Accueilli à bras ouverts par le duc d’Ayen et l’abbé de Bernis, produit par Crébillon fils, protégé par madame de Pompadour, Pierre Laujon devint bientôt le troubadour de Louis de Bourbon-Condé, comte de Clermont, tonsuré mais militaire, libertin mais chasseur, dont la postérité tient moins à ce qu’il soit né petit-fils de Louis XIV par la main gauche (celle de la Montespan) qu’au fait qu’il ait été le pygmalion de Labruyerre, braconnier star s’il en est. Voilà qui rend bien inédite et émouvante cette descente dans la seconde moitié du XVIIIe s. que l’on continue à regretter. Laujon, à travers ses chansons, s’y révèle le chroniqueur intime des chasses, des menus plaisirs, des joies de son mécène, puis, après lui, de ceux qui peuplèrent les années de l’insouciance qui précédèrent le raz-de-marée révolutionnaire.
Le parolier,
Leduc et le comte
Si Pierre Laujon fut poète et auteur dramatique de
quelque succès, « la partie la plus brillante de ses œuvres fut sans
contredit – c’est son successeur à l’Académie française qui l’affirme – la
chanson, pour laquelle il avait un talent presqu’inimitable […] Il n’avait pas besoin d’attendre l’inspiration : il faisait des chansons comme La Fontaine faisait des fables, sans
recherche, sans effort, presque sans y penser. » Voilà qui explique qu’il se soit rendu, malgré ses
vingt ans, indispensable à la joyeuse bande qui évoluait au château de Berny
que gouvernait alors Mlle Leduc, danseuse et maitresse du comte abbé de
Clermont qui, une fois n’est pas coutume, l’épousa, sur le tard il est vrai et
secrètement évidemment. Le bonhomme n’en était pas un paradoxe près, lui qui
fit ériger à Berny, pour
sauvegarder les apparences ou peut-être
dans un esprit blagueur, un théâtre en forme de chapelle.
Chasseurs
chassez ! Laujon, composez !
Laujon, ancêtre des Dabadie et autres Roda-Gil,
avait, on l’aura compris, la plume facile. On le découvre, on le fredonne – la
musique est notée – en feuilletant les trois volumes qui forment ses A propos de société ou chansons suivis
des A propos de la folie ou
chansons grotesques, grivoises et annonces de parade. Souvent, en
préambule des chansons qui y figurent, le parolier raconte où, quand, comment
et pourquoi elles furent composées. Combien de fois apprend-on que c’est en
quatrième vitesse, sur le coin d’une table qu’il se mit à l’œuvre. C’est
systématiquement entre le retour de chasse et le dîner que furent écrits les
couplets destinés à être chantés entre la poire et le fromage. Un seul
exemple : Laujon assure que les couplets de
sa Chasse heureuse qui,
selon lui, « a le
petit mérite de l’à propos et une légère teinte de gaîté »

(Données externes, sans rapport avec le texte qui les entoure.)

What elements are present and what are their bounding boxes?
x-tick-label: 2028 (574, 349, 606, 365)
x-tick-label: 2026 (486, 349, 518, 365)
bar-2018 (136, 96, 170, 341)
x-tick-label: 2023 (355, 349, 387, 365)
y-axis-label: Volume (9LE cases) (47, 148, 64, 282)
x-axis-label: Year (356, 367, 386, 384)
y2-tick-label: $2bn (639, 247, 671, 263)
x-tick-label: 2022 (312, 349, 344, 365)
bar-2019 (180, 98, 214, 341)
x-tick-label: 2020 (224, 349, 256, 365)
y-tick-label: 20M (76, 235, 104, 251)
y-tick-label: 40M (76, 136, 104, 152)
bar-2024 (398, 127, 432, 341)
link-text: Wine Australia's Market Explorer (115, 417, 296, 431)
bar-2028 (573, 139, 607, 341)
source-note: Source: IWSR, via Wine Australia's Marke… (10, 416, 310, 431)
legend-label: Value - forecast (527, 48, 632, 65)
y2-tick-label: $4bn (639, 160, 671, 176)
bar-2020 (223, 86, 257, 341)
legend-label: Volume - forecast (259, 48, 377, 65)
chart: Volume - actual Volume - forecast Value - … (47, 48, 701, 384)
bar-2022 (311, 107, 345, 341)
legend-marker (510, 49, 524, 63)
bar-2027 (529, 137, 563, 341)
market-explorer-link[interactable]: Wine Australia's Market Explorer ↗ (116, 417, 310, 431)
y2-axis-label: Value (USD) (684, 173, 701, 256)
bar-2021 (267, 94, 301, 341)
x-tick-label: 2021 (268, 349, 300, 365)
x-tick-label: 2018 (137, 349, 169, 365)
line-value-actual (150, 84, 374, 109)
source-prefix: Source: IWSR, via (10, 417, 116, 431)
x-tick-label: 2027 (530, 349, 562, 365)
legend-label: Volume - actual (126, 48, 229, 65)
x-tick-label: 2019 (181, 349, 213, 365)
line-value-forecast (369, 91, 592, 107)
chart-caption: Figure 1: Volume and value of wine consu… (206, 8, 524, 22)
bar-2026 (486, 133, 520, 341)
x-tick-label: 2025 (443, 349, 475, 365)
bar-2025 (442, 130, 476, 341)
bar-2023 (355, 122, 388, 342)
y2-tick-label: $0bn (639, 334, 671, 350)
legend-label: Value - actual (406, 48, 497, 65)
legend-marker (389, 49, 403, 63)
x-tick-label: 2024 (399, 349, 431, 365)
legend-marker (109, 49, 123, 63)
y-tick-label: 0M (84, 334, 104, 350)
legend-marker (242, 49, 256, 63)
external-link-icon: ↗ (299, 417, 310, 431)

furent écrits à la diable comme il
le raconte ainsi : « à peine avais-je eu le temps
de les écrire (puisque je n’avais fini mon dernier couplet qu’à table)
que je dus l’entonner car cet impromptu fait à loisir,
je m’étais presque engagé à le
chanter au dîner. »
Que Berny soit béni
S’il fut, n’en doutons pas, un fin courtisan, s’il sut feindre et se composer
à l’occasion une mine de circonstance, Laujon n’eut pas de grand effort à faire
pour se montrer enthousiaste à l’endroit de Diane. On apprend, de l'aveu même du parolier, qu’il était chasseur, et pas qu’un peu encore. Lors de sa rencontre
avec le comte de Clermont, alors que les habitués de Berny lui racontaient que
« l’on y jouait la comédie, la parade, qu’on y entendait d’excellents
concerts, [il reconnut que ce qui l’affecta le plus était] qu’au moins deux
fois la semaine, ils allaient le matin à la chasse. Il le confessa dans ses
souvenirs avec beaucoup de vivacité : « “À la chasse, m’écriai-je, vous allez à
la chasse messieurs ! Ah que vous êtes heureux, j’en raffole moi !”
“Ah, vous aimez la chasse, me dit le Prince qui m’avait entendu, eh bien vous
chasserez.” Nouveau motif d’enchantement et qui contribua à doubler, [vous
l’imaginez bien], ma gaieté pendant le souper. »
Des chansons de chasse
Voilà qui explique que les trois volumes illustrés de si charmante façon
par Moreau le jeune soient ponctués, ici et là, de chansons aux accents
cynégétiques.
Citons-en quelques titres : Retour
de chasse, « impromptu fait à loisir au
retour d’une battue où l’on avait tué beaucoup de gibier et qui fut chanté pour
égayer le diner » ; La chasse heureuse, chanson
qui fut faite en 1765, « et dont on demanda
à l’Auteur de faire le récit en couplets ; aussi furent-ils chantés à
table, une demi-heure après son arrivée » ; Chanson faite à Chantilly et chantée au retour d’une chasse de saint Hubert où l’auteur s’étoit trouvé, chasse pour laquelle
« on avoit construit une salle de fleurs & de verdure à un Rendez-vous
de la forêt» ou encore cette Chanson de chasse et de table qui « fut chantée par l’Auteur à SAS
Monsieur le Comte de Clermont à la première Chasse qu’il fit après une longue
attaque de Goutte. » Les couplets de la petit quinzaine de
chansons cynégétiques du recueil, sans prétention et faciles à
reprendre à l’unisson, ont
tous, on l’aura compris, la saveur de l’anecdote vécue.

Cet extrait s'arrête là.